De formule oogt indrukwekkend, maar het is eigenlijk niet meer dan de berekening van het meetkundig gemiddelde rendement over een periode van 15 jaar. Daarvoor moet je nou eenmaal de vijftiendemachtswortel trekken uit een product van 15 factoren. En zo’n langjarig gemiddelde is nu eenmaal nodig om te voorkomen dat de Belastingdienst in slechte beursjaren negatieve belastingen moet heffen.

Wat wel opmerkelijk is, is dat de fiscus niet gewoon de rendementscijfers gebruikt van de afgelopen vijftien jaar, maar (voor het gemak?) gebruik maakt van een recursieve formule. Het lange-termijnrendement in jaar t wordt berekend op basis van het lange-termijnrendement in jaar t-1, dat zelf ook weer is berekend op basis van het lange-termijnrendement in jaar t-2. En zo verder terug tot de oerknal, of in ieder geval tot de oprichting van het Centraal Bureau voor de Statistiek. Dat is ook een hele tijd.

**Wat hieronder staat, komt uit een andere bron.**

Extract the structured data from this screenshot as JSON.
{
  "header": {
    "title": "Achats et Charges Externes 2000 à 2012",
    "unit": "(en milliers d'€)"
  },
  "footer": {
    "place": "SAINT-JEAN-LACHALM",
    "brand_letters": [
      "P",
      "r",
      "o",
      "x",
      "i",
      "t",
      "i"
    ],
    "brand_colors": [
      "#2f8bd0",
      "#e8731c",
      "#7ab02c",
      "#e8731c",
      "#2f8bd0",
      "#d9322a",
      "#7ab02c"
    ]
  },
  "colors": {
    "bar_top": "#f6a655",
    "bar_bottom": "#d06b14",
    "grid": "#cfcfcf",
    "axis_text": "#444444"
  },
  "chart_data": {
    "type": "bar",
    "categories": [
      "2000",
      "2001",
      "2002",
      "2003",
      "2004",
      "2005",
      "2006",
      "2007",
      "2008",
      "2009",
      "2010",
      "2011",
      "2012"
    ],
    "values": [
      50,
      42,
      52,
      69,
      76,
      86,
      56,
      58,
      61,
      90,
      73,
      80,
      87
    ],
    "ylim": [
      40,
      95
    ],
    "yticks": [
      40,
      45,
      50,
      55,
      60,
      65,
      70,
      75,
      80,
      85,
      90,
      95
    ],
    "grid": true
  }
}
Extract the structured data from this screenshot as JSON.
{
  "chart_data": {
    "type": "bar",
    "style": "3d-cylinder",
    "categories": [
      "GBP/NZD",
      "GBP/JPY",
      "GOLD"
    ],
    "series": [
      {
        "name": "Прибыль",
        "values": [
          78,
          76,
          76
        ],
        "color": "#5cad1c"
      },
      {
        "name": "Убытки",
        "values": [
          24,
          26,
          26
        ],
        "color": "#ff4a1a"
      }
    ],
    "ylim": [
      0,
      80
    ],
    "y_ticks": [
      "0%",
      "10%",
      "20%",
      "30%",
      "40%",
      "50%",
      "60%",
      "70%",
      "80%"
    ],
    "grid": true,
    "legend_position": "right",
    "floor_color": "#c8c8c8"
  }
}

Het is natuurlijk een charmante gedachte dat de rendementen in de prehistorie mede bepalend zijn voor de rendementen in de eenentwintigste eeuw. De Hoge Raad mag zich straks uitspreken over de vraag of de prehistorie dus ook moet doorklinken in het tarief voor de vermogensrendementsheffing. Ik kan niet wachten op de uitspraak!